The cross-source complication
Extending the window also affects source='snapshot' rows. A reverting edit arriving on day T can target a revision that has already been promoted to source='snapshot' by the monthly reconcile:
- Jan 28: revision R arrives → source='events', revision_is_identity_reverted=false
- Feb 2: January monthly snapshot runs → R becomes source='snapshot', revision_is_identity_reverted=false
- Feb 3: revision R' arrives and reverts R → R's snapshot row still reads false
The daily writer must be able to patch revision_is_identity_reverted, revision_first_identity_reverting_revision_id, and revision_seconds_to_identity_revert on source='snapshot' rows in place. The source value is not changed — it still reflects how the row's primary content was generated. The patched revert fields will be documented as "best available as of last daily run, regardless of source."
Questions to answer
- Revert window distribution. Query wmf.mediawiki_history for a histogram of revision_seconds_to_identity_revert bucketed as: 0–48h / 48h–7d / 7d–30d / 30d–90d / 90d–1y / 1y+. This quantifies how much signal each candidate window captures.
- Cross-month revert frequency. How often does a reverting edit arrive in month M+1 for a revision written in month M? This determines how often the cross-source patch scenario occurs in practice.
- Window size vs. scan cost. Prototype the revert_seed CTE at each candidate window size — 48h / 7d / 30d / 90d / 1y / unbounded — and measure Spark runtime and shuffle size for enwiki + one medium wiki. The goal is to find the smallest window that captures the meaningful tail of reverts. Confirm Iceberg predicate pushdown is effective at each window size (EXPLAIN FORMATTED).
- MERGE key change feasibility. The current MERGE key is (source='events', wiki_db, revision_id). To patch snapshot rows the key must drop the source filter. Assess implications for write amplification on snapshot partitions and the snapshot merger contract.

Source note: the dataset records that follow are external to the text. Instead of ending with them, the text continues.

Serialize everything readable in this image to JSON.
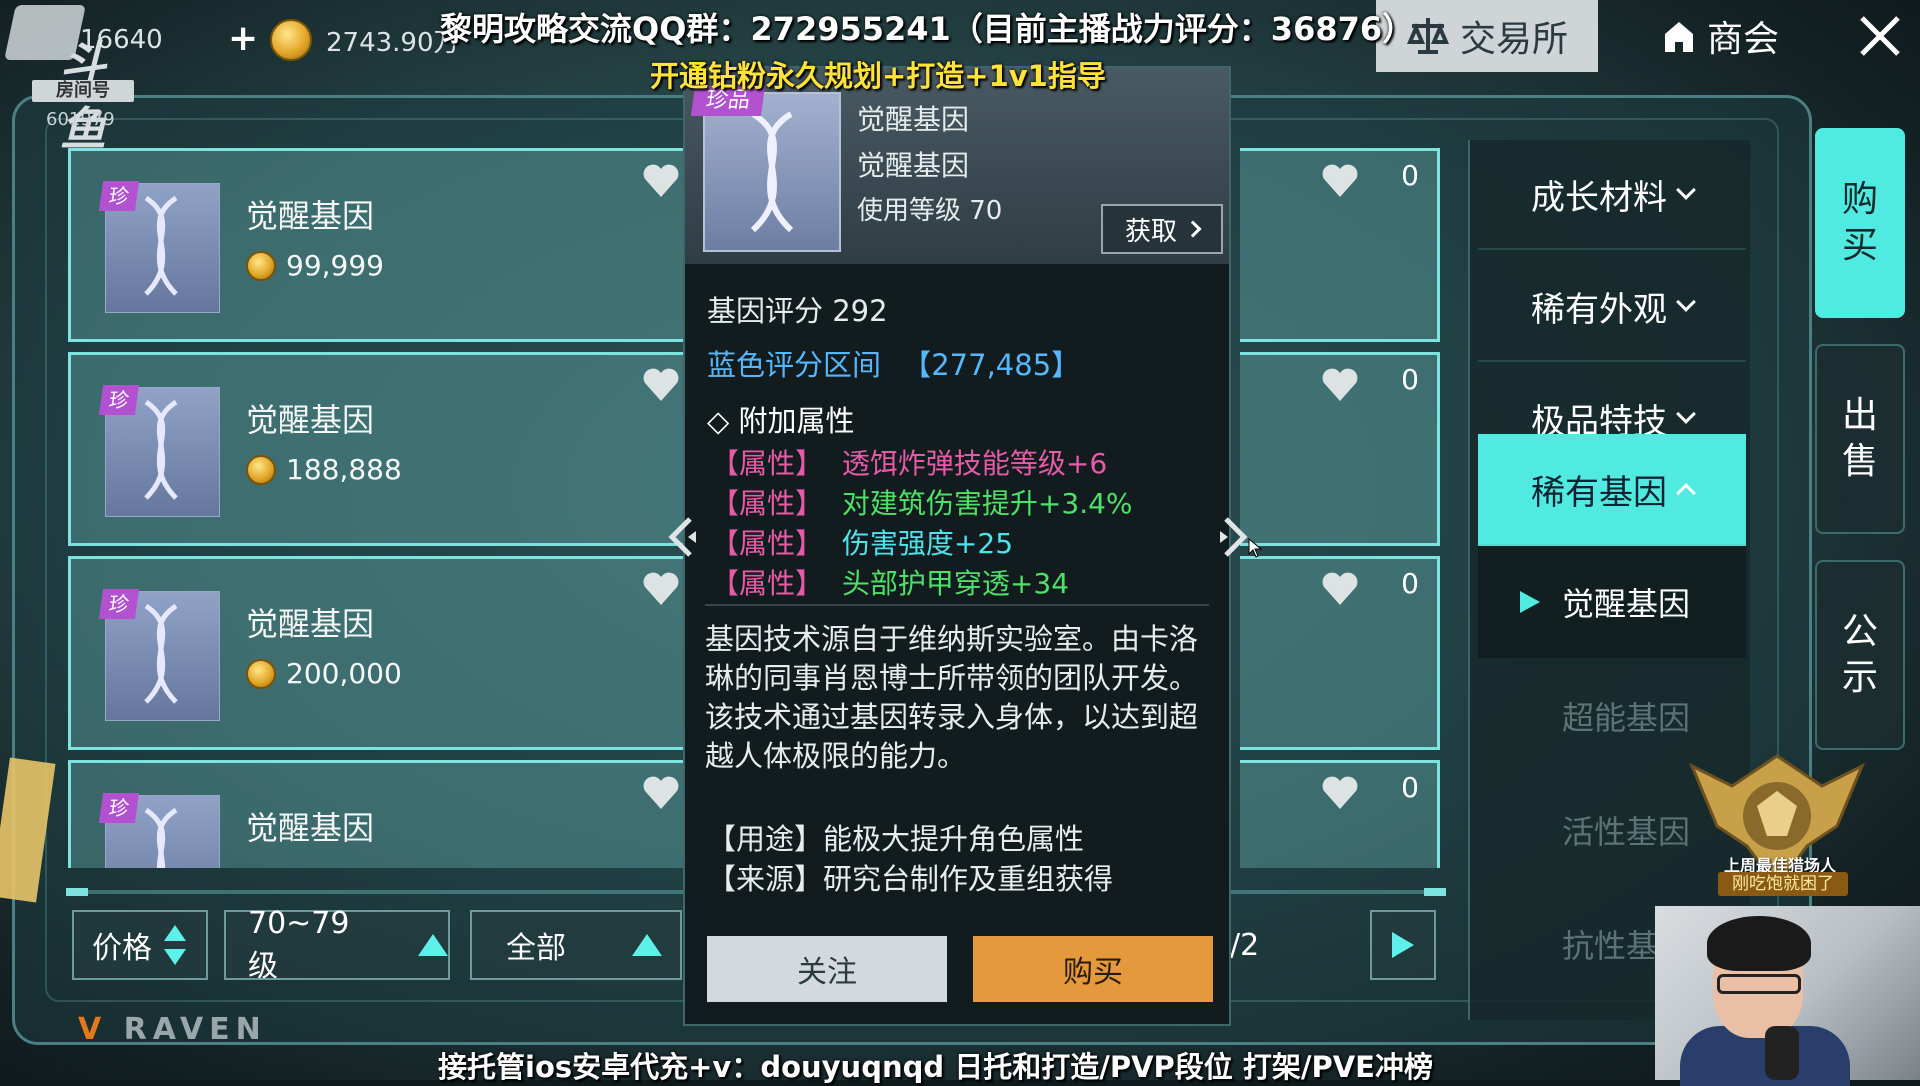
{
  "topbar": {
    "logo_text": "斗鱼",
    "room_label": "房间号",
    "room_number": "601979",
    "resource1_value": "16640",
    "resource2_value": "2743.90万",
    "exchange_label": "交易所",
    "guild_label": "商会"
  },
  "overlay": {
    "line1": "黎明攻略交流QQ群：272955241（目前主播战力评分：36876）",
    "line2": "开通钻粉永久规划+打造+1v1指导",
    "line3": "接托管ios安卓代充+v：douyuqnqd 日托和打造/PVP段位 打架/PVE冲榜",
    "badge_line1": "上周最佳猎场人",
    "badge_line2": "刚吃饱就困了"
  },
  "listings": [
    {
      "tag": "珍",
      "name": "觉醒基因",
      "price": "99,999",
      "likes": "0"
    },
    {
      "tag": "珍",
      "name": "觉醒基因",
      "price": "188,888",
      "likes": "0"
    },
    {
      "tag": "珍",
      "name": "觉醒基因",
      "price": "200,000",
      "likes": "0"
    },
    {
      "tag": "珍",
      "name": "觉醒基因",
      "price": "",
      "likes": "0"
    }
  ],
  "filters": {
    "sort_label": "价格",
    "level_label": "70~79级",
    "quality_label": "全部",
    "page_text": "/2",
    "brand": "RAVEN"
  },
  "categories": [
    {
      "label": "成长材料",
      "expanded": false
    },
    {
      "label": "稀有外观",
      "expanded": false
    },
    {
      "label": "极品特技",
      "expanded": false
    },
    {
      "label": "稀有基因",
      "expanded": true
    }
  ],
  "subcategories": [
    {
      "label": "觉醒基因",
      "active": true
    },
    {
      "label": "超能基因",
      "active": false
    },
    {
      "label": "活性基因",
      "active": false
    },
    {
      "label": "抗性基因",
      "active": false
    }
  ],
  "side_tabs": {
    "buy": "购买",
    "sell": "出售",
    "notice": "公示"
  },
  "popup": {
    "rarity_tag": "珍品",
    "title": "觉醒基因",
    "subtitle": "觉醒基因",
    "use_level": "使用等级 70",
    "get_label": "获取",
    "gene_score": "基因评分 292",
    "blue_range_label": "蓝色评分区间",
    "blue_range_value": "【277,485】",
    "extra_attrs_label": "◇ 附加属性",
    "attributes": [
      {
        "key": "【属性】",
        "value": "透饵炸弹技能等级+6",
        "color": "#e65aa8"
      },
      {
        "key": "【属性】",
        "value": "对建筑伤害提升+3.4%",
        "color": "#4fe06a"
      },
      {
        "key": "【属性】",
        "value": "伤害强度+25",
        "color": "#4ee3ea"
      },
      {
        "key": "【属性】",
        "value": "头部护甲穿透+34",
        "color": "#4fe06a"
      }
    ],
    "description": "基因技术源自于维纳斯实验室。由卡洛琳的同事肖恩博士所带领的团队开发。该技术通过基因转录入身体，以达到超越人体极限的能力。",
    "usage": "【用途】能极大提升角色属性",
    "source": "【来源】研究台制作及重组获得",
    "follow_label": "关注",
    "buy_label": "购买"
  },
  "colors": {
    "accent_cyan": "#50eae1",
    "rarity_purple": "#b252d0",
    "buy_orange": "#e49a3c",
    "overlay_yellow": "#ffe23a"
  }
}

- Retroactive UPDATE volume. Estimate how many rows (across both sources) need a MERGE UPDATE per daily run at each window size.
Definition of done
A comment on this ticket with:
- Revert-window histogram + cross-month revert frequency estimate
- Runtime and shuffle measurements across all candidate window sizes, with a recommended cutoff
- Assessment of dropping source from the MERGE key
- Retroactive UPDATE row count estimate per day at the recommended window
- Go / no-go recommendation
Relationships
- Parent: T424350
- Informs: T425573 (revert window concern from @diego, @Tchanders, @Milimetric)
- Related: T424713 (time-to-revert metric that needs 7d window)